Beoordeling van het hoofdverblijf van eiseres in het kader van de Participatiewet en de terugvordering van bijstandsuitkering

In deze zaak heeft de rechtbank Midden-Nederland op 3 september 2021 uitspraak gedaan in een geschil tussen eiseres en het college van burgemeester en wethouders van de gemeente [plaats]. Eiseres ontving sinds 2 november 2017 een bijstandsuitkering, maar verweerder heeft deze uitkering per 19 maart 2020 beëindigd en teruggevorderd over een periode van bijna twee jaar. De reden hiervoor was dat verweerder twijfels had over het hoofdverblijf van eiseres op het opgegeven uitkeringsadres. Eiseres heeft betoogd dat zij haar hoofdverblijf op het uitkeringsadres had en heeft dit onderbouwd met verschillende stellingen, zoals het regelmatig slapen op het adres en het betalen van huur. Verweerder heeft echter onderzoek gedaan en concludeerde dat eiseres in de periode in geding niet op het uitkeringsadres verbleef, onderbouwd met verklaringen van de hoofdbewoner en buurtbewoners, alsook financiële transacties die voornamelijk in [plaats] plaatsvonden.

De rechtbank heeft de bewijslast bij verweerder gelegd, maar oordeelde dat de onderbouwing van verweerder voldoende was om te concluderen dat eiseres niet haar hoofdverblijf had op het uitkeringsadres. De rechtbank heeft vastgesteld dat eiseres haar inlichtingenplicht heeft geschonden door niet te melden dat zij elders verbleef. Hierdoor was verweerder gerechtigd om de uitkering in te trekken en het onterecht betaalde bedrag terug te vorderen. De rechtbank heeft het beroep van eiseres ongegrond verklaard, wat betekent dat zij geen gelijk kreeg in deze zaak. De uitspraak is openbaar gemaakt en partijen zijn op de hoogte gesteld van de beslissing.

Uitspraak

RECHTBANK MIDDEN-NEDERLAND

Zittingsplaats Utrecht
Bestuursrecht
zaaknummer: UTR 21/1196

uitspraak van de enkelvoudige kamer van 3 september 2021 in de zaak tussen

[eiseres] , te [woonplaats] , eiseres

(gemachtigde: mr.
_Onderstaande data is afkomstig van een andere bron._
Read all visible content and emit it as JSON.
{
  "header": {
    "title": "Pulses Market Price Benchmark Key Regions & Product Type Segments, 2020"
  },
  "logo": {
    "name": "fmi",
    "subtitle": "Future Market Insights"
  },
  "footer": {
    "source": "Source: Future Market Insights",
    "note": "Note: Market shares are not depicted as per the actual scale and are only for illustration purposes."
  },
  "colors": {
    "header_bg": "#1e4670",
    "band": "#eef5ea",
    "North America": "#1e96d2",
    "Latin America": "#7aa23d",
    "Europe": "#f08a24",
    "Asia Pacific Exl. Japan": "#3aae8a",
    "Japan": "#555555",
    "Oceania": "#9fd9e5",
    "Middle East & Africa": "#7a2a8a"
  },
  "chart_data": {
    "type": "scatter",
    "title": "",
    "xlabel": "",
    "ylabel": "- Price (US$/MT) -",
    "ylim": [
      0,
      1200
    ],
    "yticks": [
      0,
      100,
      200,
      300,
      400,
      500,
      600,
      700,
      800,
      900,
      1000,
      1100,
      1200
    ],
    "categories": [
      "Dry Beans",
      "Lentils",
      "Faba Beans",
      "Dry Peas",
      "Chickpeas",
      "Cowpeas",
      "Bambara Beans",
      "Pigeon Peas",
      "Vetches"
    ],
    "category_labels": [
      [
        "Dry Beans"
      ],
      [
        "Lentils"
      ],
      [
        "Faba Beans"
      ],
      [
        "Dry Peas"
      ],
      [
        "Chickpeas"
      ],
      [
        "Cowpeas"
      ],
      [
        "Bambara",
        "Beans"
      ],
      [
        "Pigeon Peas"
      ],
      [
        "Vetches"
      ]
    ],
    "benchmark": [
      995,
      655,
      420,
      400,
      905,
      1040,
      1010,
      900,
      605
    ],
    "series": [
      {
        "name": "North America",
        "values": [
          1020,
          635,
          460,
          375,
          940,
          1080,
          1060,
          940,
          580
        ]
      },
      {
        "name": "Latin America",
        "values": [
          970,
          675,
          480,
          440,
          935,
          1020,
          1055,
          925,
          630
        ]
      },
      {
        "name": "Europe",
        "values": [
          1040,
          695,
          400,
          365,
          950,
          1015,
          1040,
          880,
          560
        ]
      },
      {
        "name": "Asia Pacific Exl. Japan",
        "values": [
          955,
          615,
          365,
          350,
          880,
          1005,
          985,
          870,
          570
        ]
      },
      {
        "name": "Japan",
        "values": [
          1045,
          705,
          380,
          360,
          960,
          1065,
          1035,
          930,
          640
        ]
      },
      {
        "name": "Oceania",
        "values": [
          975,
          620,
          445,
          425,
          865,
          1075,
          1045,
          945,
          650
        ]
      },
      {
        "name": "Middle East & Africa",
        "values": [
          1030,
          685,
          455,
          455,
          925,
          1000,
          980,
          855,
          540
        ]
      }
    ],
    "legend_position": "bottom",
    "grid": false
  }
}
L.A. Versteegh),
en

het college van burgemeester en wethouders van de gemeente [plaats] , verweerder

(gemachtigde: J. Hiemstra).

Procesverloop

Met het besluit van 19 maart 2020 (het primaire besluit) heeft verweerder de uitkering van eiseres op grond van de Participatiewet (hierna: bijstandsuitkering) beëindigd, ingetrokken en teruggevorderd.
Met het besluit van 19 februari 2021 (het bestreden besluit) heeft verweerder het bezwaar van eiseres tegen het primaire besluit ongegrond verklaard.
Eiseres heeft tegen het bestreden besluit beroep ingesteld. Verweerder heeft een verweerschrift ingediend.
Met de brieven van 25 juni 2021 heeft de rechtbank partijen uitgenodigd voor de zitting en de datum, het tijdstip en naam van de behandelend rechter meegedeeld. Vervolgens heeft de rechtbank op 17 augustus 2021 per e-mail skypelinks verzonden aan partijen om deel te kunnen nemen aan de zitting. Hierbij is het e-mailadres van verweerder gebruikt, zoals hij dat onderaan het verweerschrift heeft vermeld. Desondanks was de gemachtigde bij aanvang van de zitting niet aanwezig en niet telefonisch bereikbaar op het door hem opgegeven rechtstreekse telefoonnummer. Vervolgens heeft de griffier de gemachtigde bereikt op zijn privé telefoonnummer. Medegedeeld is dat de zitting is aangevangen en dat zal worden bekeken op welke wijze de situatie zal worden opgelost.
Eiseres heeft benadrukt dat zij graag wilde dat de zitting zou doorgaan op 24 augustus 2021, vanwege het voor haar belastende karakter van de nu al langer lopende procedure. Vervolgens heeft de griffier opnieuw geprobeerd de gemachtigde telefonisch te bereiken om te bespreken dat de zitting doorgang zal vinden. Dit is niet gelukt.
Verweerder is op juiste wijze uitgenodigd voor de zitting en eiseres heeft bezwaar gemaakt tegen aanhouding van de zitting. De rechtbank heeft dan ook het beroep op 24 augustus 2021, door middel van een beeldverbinding, op zitting behandeld. Eiseres was aanwezig samen met haar gemachtigde. Verweerder was niet aanwezig.
Overwegingen
Inleiding
1. Eiseres heeft sinds 2 november 2017 een bijstandsuitkering, naar de norm voor een alleenstaande die het hoofdverblijf heeft in de woning met twee anderen van 21 jaar of ouder. Als adres heeft eiseres opgegeven [adres 1] te [woonplaats] (hierna: het uitkeringsadres). De kamer die eiseres bij verweerder heeft opgegeven is onderdeel van de woning van de schoonouders van haar zoon. Bij verweerder zijn op enig moment twijfels ontstaan over of zij wel daadwerkelijk haar hoofdverblijf had op dit adres. Om deze reden heeft verweerder onderzoek gedaan naar de woonsituatie van eiseres. Volgens verweerder zijn er diverse omstandigheden, waaruit kan worden opgemaakt dat eiseres niet op het uitkeringsadres heeft gewoond.
2. Met het primaire besluit heeft verweerder de bijstandsuitkering van eiseres beëindigd per 19 maart 2020, ingetrokken over de periode van 2 november 2017 tot en met 31 augustus 2019 en teruggevorderd over de periode van 2 november 2017 tot en met 30 september 2019 tot een totaalbedrag van € 14.898,94.
3. Eiseres heeft verweerder gemeld dat zij per 1 september 2019 de bijstandsuitkering wilde beëindigen, omdat zij per die datum is gaan werken.
Standpunt eiseres (in essentie weergegeven)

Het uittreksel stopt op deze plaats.